At a pivotal moment in his career, Clifford Ross presents the largest indoor installation to date of his Digital waves in the West Building of the National Gallery of Art. Rising twenty five feet high and created specifically for the museum’s classical rotunda, the monumental computer generated video immerses viewers in an awe inspiring light storm composed of millions of tiny LED bulbs. Developed over more than a decade and first introduced at MASS MoCA in 2015, before subsequent presentations at the Parrish Art Museum, the Portland Museum of Art, and the Fort Mason Center for Arts & Culture, San Francisco, the National Gallery of Art installation represents the culmination of Ross’s lifelong engagement with the sea. The Digital waves follow a path established by his well known Hurricane Waves photographs, made off the shores of Long Island while tethered to an assistant on land and immersed in the roiling surf, translating those direct encounters with nature into a dynamic, computer- generated experience that evokes both the serenity and tumult of the ocean.
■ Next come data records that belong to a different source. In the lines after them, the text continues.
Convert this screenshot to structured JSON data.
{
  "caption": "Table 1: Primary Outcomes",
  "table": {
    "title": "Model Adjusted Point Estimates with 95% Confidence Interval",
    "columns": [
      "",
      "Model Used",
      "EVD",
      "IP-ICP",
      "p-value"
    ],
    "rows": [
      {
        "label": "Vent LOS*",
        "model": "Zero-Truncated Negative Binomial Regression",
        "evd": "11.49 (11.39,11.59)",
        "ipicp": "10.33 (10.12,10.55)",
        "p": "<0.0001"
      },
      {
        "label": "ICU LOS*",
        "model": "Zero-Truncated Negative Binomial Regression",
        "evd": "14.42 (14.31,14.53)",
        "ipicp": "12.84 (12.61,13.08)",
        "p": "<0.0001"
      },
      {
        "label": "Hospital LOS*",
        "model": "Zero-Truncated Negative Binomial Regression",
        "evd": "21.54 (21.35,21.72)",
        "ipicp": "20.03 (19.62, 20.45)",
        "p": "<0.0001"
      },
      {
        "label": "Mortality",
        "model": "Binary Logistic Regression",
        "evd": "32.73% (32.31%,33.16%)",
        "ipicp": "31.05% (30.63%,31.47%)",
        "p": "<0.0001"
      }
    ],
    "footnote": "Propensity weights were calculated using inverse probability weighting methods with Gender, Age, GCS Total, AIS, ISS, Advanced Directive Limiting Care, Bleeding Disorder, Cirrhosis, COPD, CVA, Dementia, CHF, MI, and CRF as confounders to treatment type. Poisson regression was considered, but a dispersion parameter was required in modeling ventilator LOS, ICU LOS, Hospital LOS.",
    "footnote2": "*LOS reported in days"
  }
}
Ross’s work extends a tradition of the sublime associated with artists as diverse as J.M.W. Turner and Jackson Pollock, while embracing contemporary technology to reimagine the experience of nature at enormous scale. Ross has described his approach as “an effort to move beyond literal depiction toward what filmmaker Werner Herzog has called the ecstatic truth—an attempt to capture not only what is seen, but what is felt when confronting the overwhelming force of the sea.”
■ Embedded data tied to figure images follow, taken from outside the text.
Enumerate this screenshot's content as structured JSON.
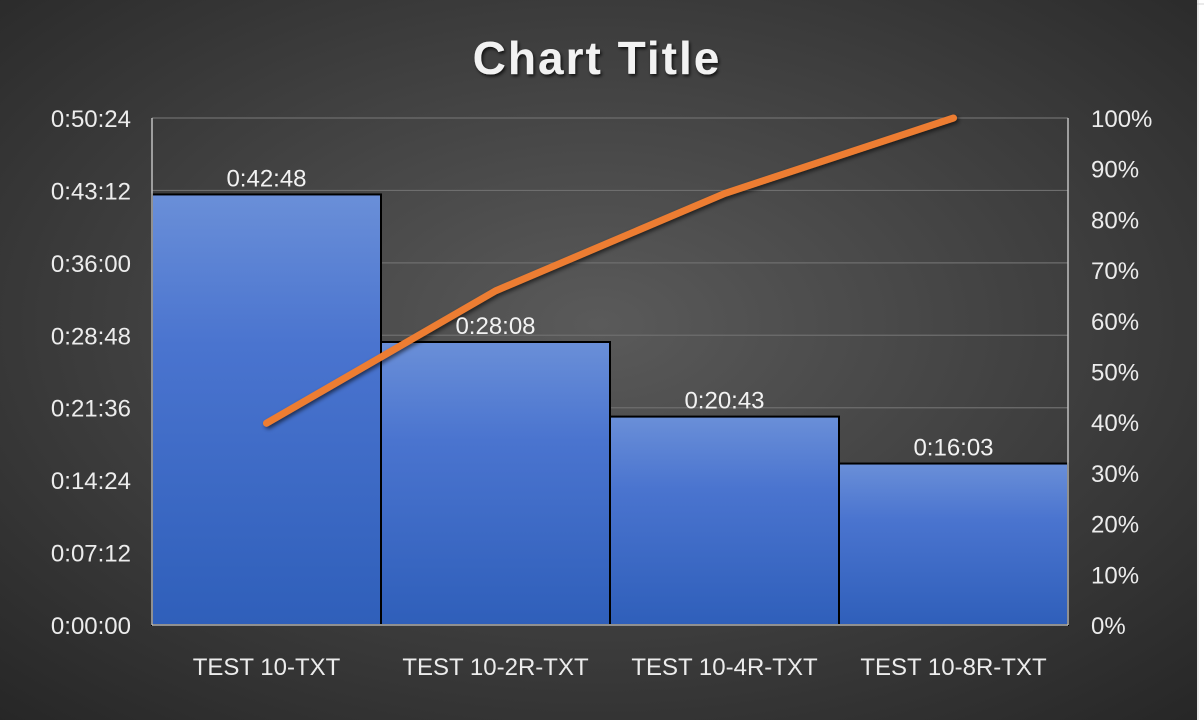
{
  "chart_data": {
    "type": "pareto",
    "title": "Chart Title",
    "categories": [
      "TEST 10-TXT",
      "TEST 10-2R-TXT",
      "TEST 10-4R-TXT",
      "TEST 10-8R-TXT"
    ],
    "bar_series": {
      "values_seconds": [
        2568,
        1688,
        1243,
        963
      ],
      "data_labels": [
        "0:42:48",
        "0:28:08",
        "0:20:43",
        "0:16:03"
      ],
      "color": "#4472C4"
    },
    "line_series": {
      "values_percent": [
        39.8,
        65.9,
        85.1,
        100
      ],
      "color": "#ED7D31"
    },
    "y_axis_left": {
      "min_seconds": 0,
      "max_seconds": 3024,
      "tick_labels": [
        "0:00:00",
        "0:07:12",
        "0:14:24",
        "0:21:36",
        "0:28:48",
        "0:36:00",
        "0:43:12",
        "0:50:24"
      ]
    },
    "y_axis_right": {
      "min": 0,
      "max": 100,
      "tick_labels": [
        "0%",
        "10%",
        "20%",
        "30%",
        "40%",
        "50%",
        "60%",
        "70%",
        "80%",
        "90%",
        "100%"
      ]
    },
    "grid": true,
    "legend": "none",
    "background": "#404040"
  }
}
Coinciding with this reimagining of his Digital waves to fit the architecture of a major museum, Ross has produced a new body of photographs capturing the monumental 100-foot waves breaking off the coast of Nazaré with the aid of a custom 7’ drone and an international crew of six. He has developed a new printing method to create 8x12-foot prints of stunning clarity, creating a “you are there” experience akin to encountering the work at the National Gallery. The 30 Nazaré Waves in Ross’s new series mark a significant new development in his practice, where the viewer is confronted by works that appear painted, tactile. Only two images from this series have been publicly presented —two stories high on the façade of the Asia Society in New York. Together, the National Gallery and the Nazaré photographs position Ross at a moment of unique achievement, as decades of experimentation across photography, painting, and digital media converge in two intertwined bodies of work that confront viewers with the scale, beauty, and power of the Atlantic Ocean.
Ross’s work is held in major museum collections world- wide, including the Museum of Modern Art, the Metropolitan Museum of Art, the J. Paul Getty Museum, the Museum of Fine Arts, Houston, the Philadelphia Museum of Art, and the National Gallery of Art.